Throughout the 18th century, Truro suffered food riots because of crop shortages.
Reports of the Truro food riots even reached the London newspapers. The London Chronicle wrote:
“There has been a great riot near Truro, amongst the tinners, from their want of work and great scarcity of corn. A party of the 38th regiment was ordered out on Wednesday last; and after some expostulation with the tinners on account of their demands, the Justices ordered the officers to fire, which (highly to their honour), they refused; and the consequence was they immediately dispersed without attempting any mischief.”
One of the biggest riots happened when the famous Methodist, John Wesley was visiting the city. He wrote in his journal on 18th August 1789 that he couldn’t reach the chapel to preach because of the street being,
“blocked up with soldiers to the east, and numberless tinners to the west, a huge multitude of whom being nearly starved, were come to beg, or demand an increase of their wages, without which they could not live.” As a result of the rioting Wesley had to give his sermon under the coinage hall, to “twice as many people as the preaching-house would have contained. How wise are all the ways of God!”

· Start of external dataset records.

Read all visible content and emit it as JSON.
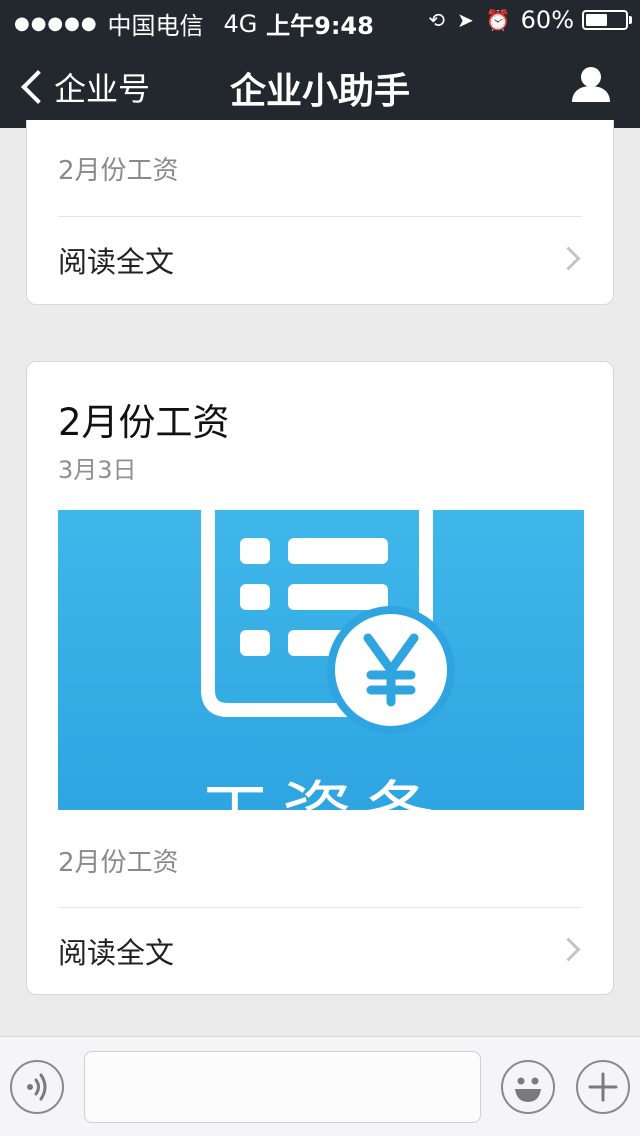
{
  "status_bar": {
    "signal": "●●●●●",
    "carrier": "中国电信",
    "network": "4G",
    "time": "上午9:48",
    "battery": "60%",
    "battery_level": 0.6
  },
  "nav": {
    "back_label": "企业号",
    "title": "企业小助手"
  },
  "messages": [
    {
      "summary": "2月份工资",
      "read_more": "阅读全文"
    },
    {
      "title": "2月份工资",
      "date": "3月3日",
      "cover_text": "工资条",
      "summary": "2月份工资",
      "read_more": "阅读全文"
    }
  ],
  "input_bar": {
    "value": "",
    "placeholder": ""
  },
  "colors": {
    "header_bg": "#23282e",
    "cover_blue": "#3aafe6",
    "page_bg": "#ebebeb"
  }
}
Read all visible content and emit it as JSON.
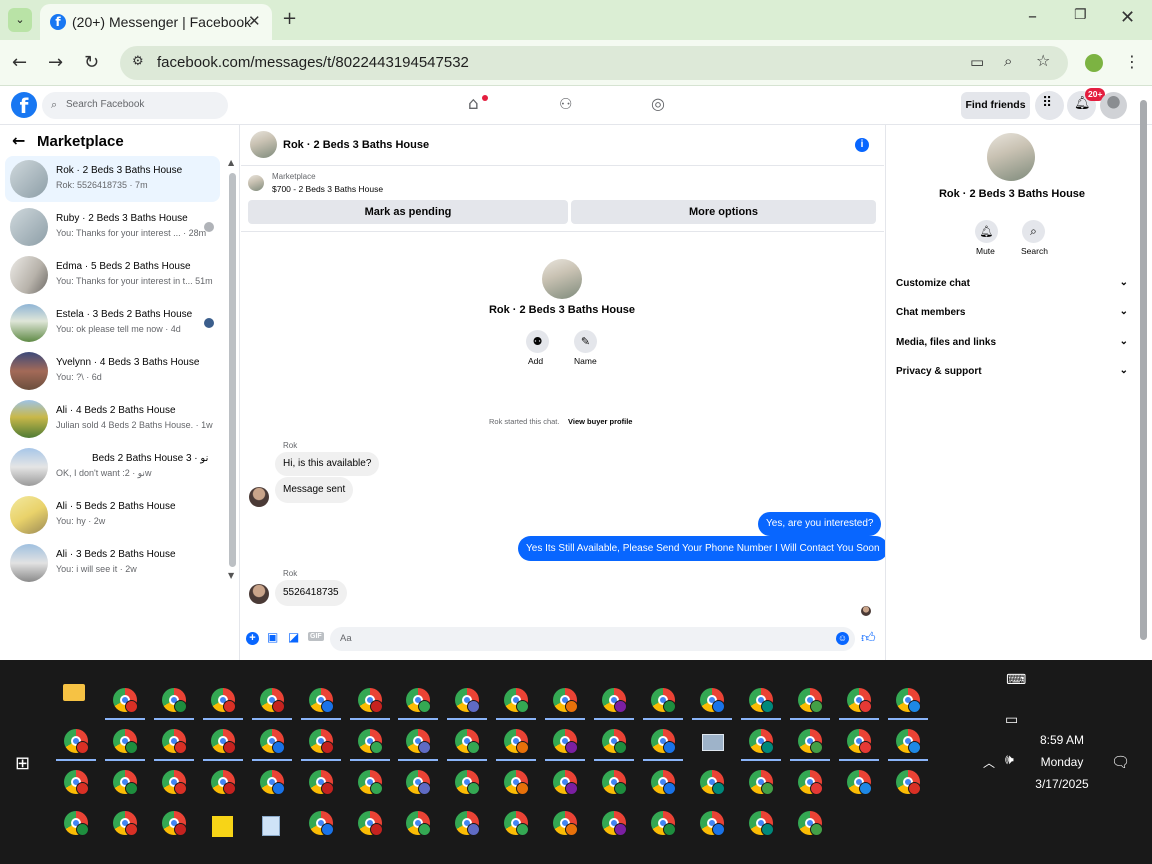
{
  "browser": {
    "tab_title": "(20+) Messenger | Facebook",
    "url": "facebook.com/messages/t/8022443194547532"
  },
  "fb_header": {
    "search_placeholder": "Search Facebook",
    "find_friends": "Find friends",
    "notif_badge": "20+"
  },
  "left_panel": {
    "title": "Marketplace",
    "conversations": [
      {
        "title": "Rok · 2 Beds 3 Baths House",
        "preview": "Rok: 5526418735 · 7m"
      },
      {
        "title": "Ruby · 2 Beds 3 Baths House",
        "preview": "You: Thanks for your interest ... · 28m"
      },
      {
        "title": "Edma · 5 Beds 2 Baths House",
        "preview": "You: Thanks for your interest in t... 51m"
      },
      {
        "title": "Estela · 3 Beds 2 Baths House",
        "preview": "You: ok please tell me now · 4d"
      },
      {
        "title": "Yvelynn · 4 Beds 3 Baths House",
        "preview": "You: ?\\ · 6d"
      },
      {
        "title": "Ali · 4 Beds 2 Baths House",
        "preview": "Julian sold 4 Beds 2 Baths House. · 1w"
      },
      {
        "title": "Beds 2 Baths House 3 · نو",
        "preview": "OK, I don't want :نو · 2w"
      },
      {
        "title": "Ali · 5 Beds 2 Baths House",
        "preview": "You: hy · 2w"
      },
      {
        "title": "Ali · 3 Beds 2 Baths House",
        "preview": "You: i will see it · 2w"
      }
    ]
  },
  "chat": {
    "header_title": "Rok · 2 Beds 3 Baths House",
    "marketplace_label": "Marketplace",
    "listing": "$700 - 2 Beds 3 Baths House",
    "mark_pending": "Mark as pending",
    "more_options": "More options",
    "center_title": "Rok · 2 Beds 3 Baths House",
    "add_label": "Add",
    "name_label": "Name",
    "started_text": "Rok started this chat.",
    "view_profile": "View buyer profile",
    "sender_1": "Rok",
    "msg_1": "Hi, is this available?",
    "msg_2": "Message sent",
    "msg_3": "Yes, are you interested?",
    "msg_4": "Yes Its Still Available, Please Send Your Phone Number I Will Contact You Soon",
    "sender_2": "Rok",
    "msg_5": "5526418735",
    "composer_placeholder": "Aa"
  },
  "right_panel": {
    "title": "Rok · 2 Beds 3 Baths House",
    "mute": "Mute",
    "search": "Search",
    "items": [
      "Customize chat",
      "Chat members",
      "Media, files and links",
      "Privacy & support"
    ]
  },
  "taskbar": {
    "time": "8:59 AM",
    "day": "Monday",
    "date": "3/17/2025"
  },
  "colors": {
    "fb_blue": "#1877f2",
    "messenger_blue": "#0866ff",
    "badge_red": "#e41e3f",
    "chrome_green": "#dbeed4"
  }
}
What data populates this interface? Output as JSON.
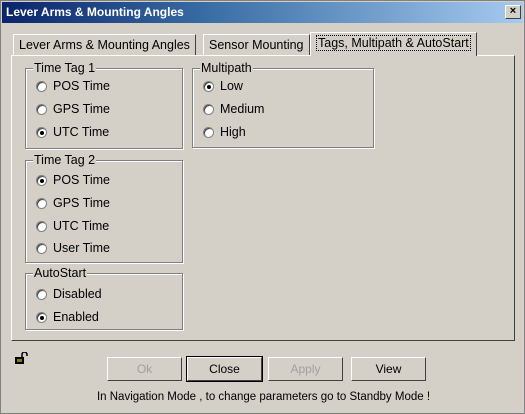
{
  "window": {
    "title": "Lever Arms & Mounting Angles",
    "close_glyph": "×"
  },
  "tabs": [
    {
      "label": "Lever Arms & Mounting Angles",
      "active": false
    },
    {
      "label": "Sensor Mounting",
      "active": false
    },
    {
      "label": "Tags, Multipath & AutoStart",
      "active": true
    }
  ],
  "time_tag_1": {
    "label": "Time Tag 1",
    "options": [
      {
        "label": "POS Time",
        "checked": false
      },
      {
        "label": "GPS Time",
        "checked": false
      },
      {
        "label": "UTC Time",
        "checked": true
      }
    ]
  },
  "time_tag_2": {
    "label": "Time Tag 2",
    "options": [
      {
        "label": "POS Time",
        "checked": true
      },
      {
        "label": "GPS Time",
        "checked": false
      },
      {
        "label": "UTC Time",
        "checked": false
      },
      {
        "label": "User Time",
        "checked": false
      }
    ]
  },
  "autostart": {
    "label": "AutoStart",
    "options": [
      {
        "label": "Disabled",
        "checked": false
      },
      {
        "label": "Enabled",
        "checked": true
      }
    ]
  },
  "multipath": {
    "label": "Multipath",
    "options": [
      {
        "label": "Low",
        "checked": true
      },
      {
        "label": "Medium",
        "checked": false
      },
      {
        "label": "High",
        "checked": false
      }
    ]
  },
  "buttons": {
    "ok": "Ok",
    "close": "Close",
    "apply": "Apply",
    "view": "View"
  },
  "status_text": "In Navigation Mode , to change parameters go to Standby Mode !",
  "icons": {
    "lock": "lock-icon"
  }
}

Stannary Law, governing the mining industry, was set up in 1201 with Lostwithiel as the administrative headquarters. Later in the 13th century Truro often held Stannary courts to deal with problems within the mining industry . The Stannary Laws continued until 1838. In 1305 Truro became a Coinage Town and in 1327 was granted the right to sell tin. A Coinage Hall was built in 1351 which was also used for other Court activities.